For a few years now, the 100 Kata Challenge has been going around the internet. In looking for a karate-themed week for our Savage Summer (See previous post for details), this had potential. However, with everyone else doing 100 katas, we decided on 1,000. With a week to complete the challenge, we set a handful of ground rules: such as including exercises of roughly the same length as Goju kata.
Here is what I learned from the challenge:
One thousand katas is a lot of friggin’ kata! I averaged over 2.5 hours per day for the week, with the last day requiring well over 3 hours to reach the goal.
I have forgotten as many kata as I still remember. I had to severely cull the list to blast through the katas I know. Logbook and video review cleaned up a few of the rare ones I wanted top of mind again.

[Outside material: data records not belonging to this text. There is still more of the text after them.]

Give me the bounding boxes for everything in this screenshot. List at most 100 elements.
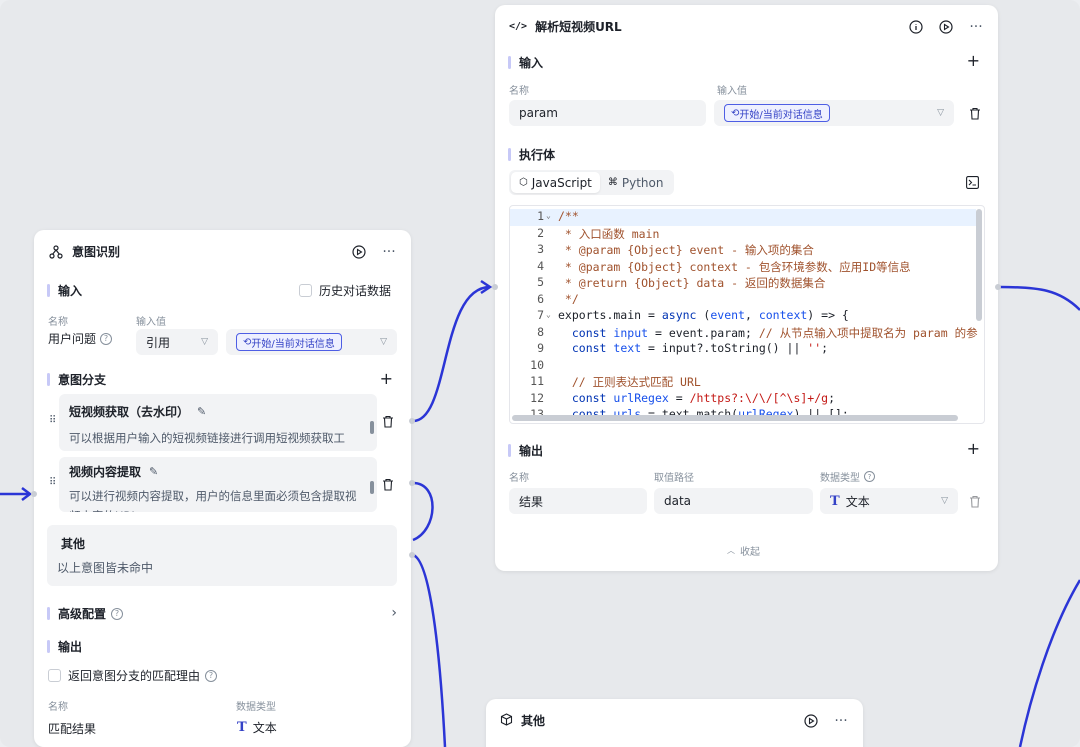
out-col-name: 名称 [48,702,68,713]
python-icon: ⌘ [607,177,618,188]
javascript-icon: ⬡ [519,177,528,188]
code-line-number: 9 [537,341,544,355]
tab-javascript[interactable]: ⬡ JavaScript [511,172,600,193]
branch-1-scrollbar[interactable] [370,421,374,434]
cube-icon [500,712,513,729]
branch-1-desc[interactable]: 可以根据用户输入的短视频链接进行调用短视频获取工具，支持URL [69,428,361,451]
code-line-number: 11 [530,374,544,388]
history-checkbox[interactable] [298,284,312,297]
code-vertical-scrollbar[interactable] [976,209,982,321]
other-port[interactable] [409,552,415,558]
out-type-select[interactable]: T 文本 ▽ [820,488,958,514]
workflow-canvas[interactable]: 意图识别 ··· 输入 历史对话数据 名称 输入值 用户问题 ? 引用 ▽ ⟲ 开… [0,0,1080,747]
fold-icon[interactable]: ⌄ [546,310,551,319]
add-branch-icon[interactable]: + [380,369,393,388]
add-input-icon[interactable]: + [967,51,980,70]
chevron-right-icon[interactable]: › [391,605,397,621]
return-reason-checkbox[interactable] [48,669,61,682]
ref-value-select[interactable]: ⟲ 开始/当前对话信息 ▽ [226,329,397,355]
branch-card-2[interactable]: 视频内容提取 ✎ 可以进行视频内容提取，用户的信息里面必须包含提取视频内容的UR… [59,457,377,512]
terminal-icon[interactable] [966,176,979,192]
wire-branch1-to-code [412,285,491,423]
history-checkbox-row[interactable]: 历史对话数据 [298,282,391,299]
code-line-number: 12 [530,390,544,405]
intent-input-port[interactable] [31,491,37,497]
delete-branch-2-icon[interactable] [382,478,394,491]
add-output-icon[interactable]: + [967,439,980,458]
out-name: 匹配结果 [48,722,97,736]
intent-recognition-node[interactable]: 意图识别 ··· 输入 历史对话数据 名称 输入值 用户问题 ? 引用 ▽ ⟲ 开… [31,230,415,747]
return-reason-row[interactable]: 返回意图分支的匹配理由 ? [48,667,218,684]
branch-2-port[interactable] [409,480,415,486]
delete-input-icon[interactable] [969,107,981,123]
return-reason-label: 返回意图分支的匹配理由 [68,669,201,683]
branch-2-desc[interactable]: 可以进行视频内容提取，用户的信息里面必须包含提取视频内容的URL [69,486,361,512]
param-value-tag: ⟲ 开始/当前对话信息 [724,104,830,122]
more-icon[interactable]: ··· [968,19,984,35]
out-path-field[interactable]: data [654,488,813,514]
col-name-label: 名称 [509,86,529,97]
tab-python[interactable]: ⌘ Python [600,172,672,193]
out-name-field[interactable]: 结果 [509,488,647,514]
run-icon[interactable] [803,713,819,729]
edit-icon[interactable]: ✎ [149,465,158,478]
col-name-label: 名称 [48,317,68,328]
param-value-select[interactable]: ⟲ 开始/当前对话信息 ▽ [714,100,954,126]
wire-right-bottom [1018,579,1080,747]
other-node[interactable]: 其他 ··· [486,699,863,747]
fold-icon[interactable]: ⌄ [546,211,551,220]
intent-input-section: 输入 [47,282,82,299]
other-node-title: 其他 [521,714,546,728]
more-icon[interactable]: ··· [381,244,397,260]
code-line: const text = input?.toString() || ''; [571,341,829,355]
code-output-section: 输出 [508,442,543,459]
more-icon[interactable]: ··· [833,713,849,729]
branch-1-port[interactable] [409,418,415,424]
info-icon[interactable] [908,19,924,35]
code-icon: </> [509,21,528,32]
code-line: * @param {Object} event - 输入项的集合 [558,243,814,257]
other-title: 其他 [61,537,86,551]
other-desc: 以上意图皆未命中 [57,561,154,575]
code-horizontal-scrollbar[interactable] [512,415,958,421]
col-value-label: 输入值 [717,86,747,97]
wire-other-down [412,553,447,747]
code-node-title: 解析短视频URL [535,20,622,34]
chevron-down-icon: ▽ [937,108,944,118]
code-node-parse-url[interactable]: </> 解析短视频URL ··· 输入 + 名称 输入值 param ⟲ 开始/当… [492,5,1001,571]
code-line: */ [558,291,579,306]
edit-icon[interactable]: ✎ [197,405,206,418]
run-icon[interactable] [938,19,954,35]
code-output-port[interactable] [995,284,1001,290]
ref-type-select[interactable]: 引用 ▽ [136,329,218,355]
delete-output-icon[interactable] [969,495,981,511]
col-value-label: 输入值 [136,317,166,328]
help-icon: ? [864,471,875,482]
code-input-port[interactable] [492,284,498,290]
run-icon[interactable] [351,244,367,260]
param-name-user-question: 用户问题 [48,332,97,346]
ref-value-tag: ⟲ 开始/当前对话信息 [236,333,342,351]
intent-node-icon [48,244,64,260]
drag-handle-icon[interactable]: ⠿ [49,477,56,488]
param-name-field[interactable]: param [509,100,706,126]
code-line-number: 10 [530,357,544,372]
code-line-number: 5 [537,275,544,289]
delete-branch-1-icon[interactable] [382,415,394,428]
drag-handle-icon[interactable]: ⠿ [49,415,56,426]
branch-card-1[interactable]: 短视频获取（去水印） ✎ 可以根据用户输入的短视频链接进行调用短视频获取工具，支… [59,394,377,451]
chevron-down-icon: ▽ [941,496,948,506]
branch-2-scrollbar[interactable] [370,481,374,494]
code-line-number: 2 [537,225,544,240]
language-tabs: ⬡ JavaScript ⌘ Python [509,170,674,195]
collapse-button[interactable]: ︿ 收起 [727,543,760,558]
text-type-icon: T [237,720,247,735]
code-line: * @param {Object} context - 包含环境参数、应用ID等… [558,259,911,274]
text-type-icon: T [830,493,840,509]
code-line: // 正则表达式匹配 URL [558,375,701,389]
exec-section: 执行体 [508,146,555,163]
advanced-section[interactable]: 高级配置 ? [47,605,124,622]
code-editor[interactable]: 1 /** 2 * 入口函数 main 3 * @param {Object} eve… [509,205,985,424]
help-icon: ? [111,607,124,620]
code-line: /** [558,209,579,223]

I love the commonality of techniques across systems. More than once, I started one kata only to find myself finishing another (No, those didn’t count.) From Hanshi Legacy’s White Crane, to Tai Chi sets, or from Koryu-Uchinadi exercises to Goju kata, to Kobudo forms, so many techniques and postures cross over.
There is an elegance and beauty in kata performed purely for the sake of kata, whether it’s hard and fast, or slow and flowing. More often than not, in training I focus on bunkai. If you don’t know the application of a move in a kata, then you are only doing a dance. Well… sometimes its nice just to dance (just not for a 1,000).